Die Legislative spielt Bäumchen wechsle dich zum Zwecke des Machterhalts
Bewegung kam in den Kongress im März anlässlich der Janela (dt. Fenster). In die-sem Zeitfenster von 30 Tagen war es den Volksvertretern erlaubt, die Partei zu wechseln ohne dabei ihr Mandat zu verlieren. Der Parteiwechsel von Politikern stellt in Brasilien einen regel-rechten Handel dar. Dabei wird die Ware „Anzahl der Parteimitglieder“ gegen „finanzielle Unterstützung“ für die Kandidaten seitens der um die Mitglieder werbenden Parteien getauscht. Es kam mitunter zur Zahlung regelrechter Ablösesummen. Am meisten Zuwachs erhielten in diesem Jahr die konservativliberalen Democratas. Stellten sie vor der Janela noch 31 Abgeordnete, waren es danach 43. Die stärksten Nettoverluste verzeichneten Temers konservative MDB (Partido do Movimento Democrático do Brasil, bislang: PMDB) und die sozialdemokratische PSB (Partido Socialista Brasileiro). Insgesamt wechselten über 80 der 513 Abgeordneten, also rund 16%, die Partei. Die Motivation der Parteien bei der Werbung neuer Mitglieder folgt auch der Logik des Geldes: Je mehr Mitglieder eine Partei hat, desto mehr Geld steht ihr aus dem Wahl- und dem Parteifond zu. Je größer der finanzielle Spielraum, desto höher fällt die finanzielle Unterstützung einer Partei an ihre Kandidaten aus. Da es sich um die ersten nationalen Wahlen handelt, bei denen Firmenspenden an Parteien verboten sind, war die Janela für Parteien und Mitglieder in diesem Jahr von besonderer Bedeutung.

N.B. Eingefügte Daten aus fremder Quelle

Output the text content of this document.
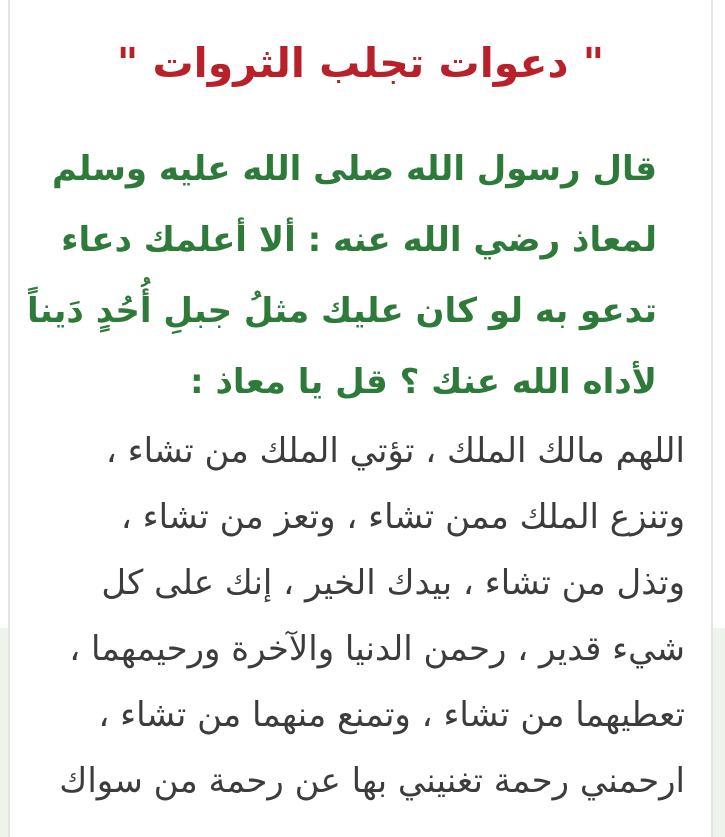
" دعوات تجلب الثروات "
قال رسول الله صلى الله عليه وسلم
لمعاذ رضي الله عنه : ألا أعلمك دعاء
تدعو به لو كان عليك مثلُ جبلِ أُحُدٍ دَيناً
لأداه الله عنك ؟ قل يا معاذ :
اللهم مالك الملك ، تؤتي الملك من تشاء ،
وتنزع الملك ممن تشاء ، وتعز من تشاء ،
وتذل من تشاء ، بيدك الخير ، إنك على كل
شيء قدير ، رحمن الدنيا والآخرة ورحيمهما ،
تعطيهما من تشاء ، وتمنع منهما من تشاء ،
ارحمني رحمة تغنيني بها عن رحمة من سواك
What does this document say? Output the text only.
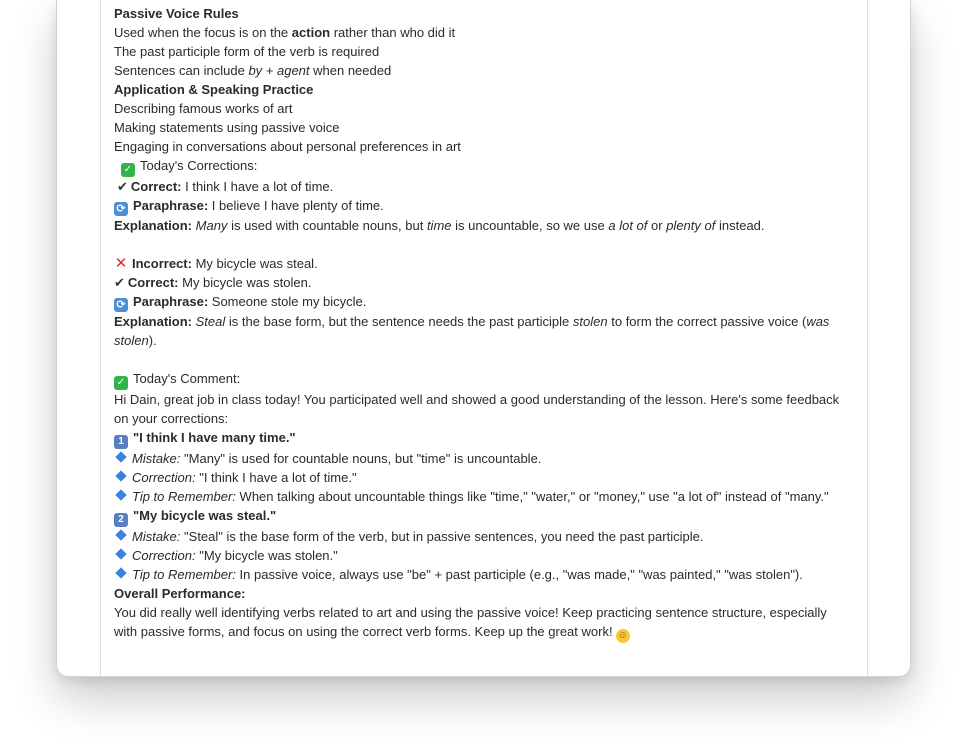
Passive Voice Rules
Used when the focus is on the action rather than who did it
The past participle form of the verb is required
Sentences can include by + agent when needed
Application & Speaking Practice
Describing famous works of art
Making statements using passive voice
Engaging in conversations about personal preferences in art
✓ Today's Corrections:
✔ Correct: I think I have a lot of time.
⟳ Paraphrase: I believe I have plenty of time.
Explanation: Many is used with countable nouns, but time is uncountable, so we use a lot of or plenty of instead.
✕ Incorrect: My bicycle was steal.
✔ Correct: My bicycle was stolen.
⟳ Paraphrase: Someone stole my bicycle.
Explanation: Steal is the base form, but the sentence needs the past participle stolen to form the correct passive voice (was stolen).
✓ Today's Comment:
Hi Dain, great job in class today! You participated well and showed a good understanding of the lesson. Here's some feedback on your corrections:
1 "I think I have many time."
Mistake: "Many" is used for countable nouns, but "time" is uncountable.
Correction: "I think I have a lot of time."
Tip to Remember: When talking about uncountable things like "time," "water," or "money," use "a lot of" instead of "many."
2 "My bicycle was steal."
Mistake: "Steal" is the base form of the verb, but in passive sentences, you need the past participle.
Correction: "My bicycle was stolen."
Tip to Remember: In passive voice, always use "be" + past participle (e.g., "was made," "was painted," "was stolen").
Overall Performance:
You did really well identifying verbs related to art and using the passive voice! Keep practicing sentence structure, especially with passive forms, and focus on using the correct verb forms. Keep up the great work! ☺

Die Praxis der Janela verdeutlicht eindrucksvoll, dass programmatische Grundsatzfragen nicht notwendigerweise an erster Stelle stehen und wie personenzentriert das demokratische System Brasiliens ist. Die Finanzierung des eigenen teuren Wahlkampfes zu sichern, der einen einzelnen Abgeordneten umgerechnet rund 600.000 Euro kosten kann, hat im Vergleich zu inhaltlichen Fragen häufig Priorität.
Fazit und Ausblick
Angesichts all dessen überrascht es kaum, dass gerade einmal 13% der Brasilianer mit der Demokratie zufrieden sind. Dies ist der niedrigste Wert in ganz Lateinamerika. Das Vertrauen der Brasilianer in die Institutionen Judikative, Exekutive und Legislative liegt bei 24%, 6% und 7%. Müde und desillusioniert von den täglichen Schlagzeilen über Korruption, Amtsmissbrauch, persönliche Vorteilsnahme und unwürdiges Verhalten sind die Brasilianer empfänglich für die Botschaften evangelikaler und populistischer Heilsversprecher. In den Umfragen für den ersten Wahlgang liegt der homophobe, frauenfeindliche und rassistische Evangelikale Jair Bolsonaro (Partido Social Liberal, PSL) mit 15% hinter dem inhaftierten Lula (31%) auf Platz zwei. Mit der Glorifizierung des Militärs ist Bolsonaro nicht allein. Fast 20% der Brasilianer würden einen Militär-streich den Wahlen im Oktober vor-ziehen. Das Militär genießt von allen Institutionen mit 56% das größte Vertrauen der Brasilianer.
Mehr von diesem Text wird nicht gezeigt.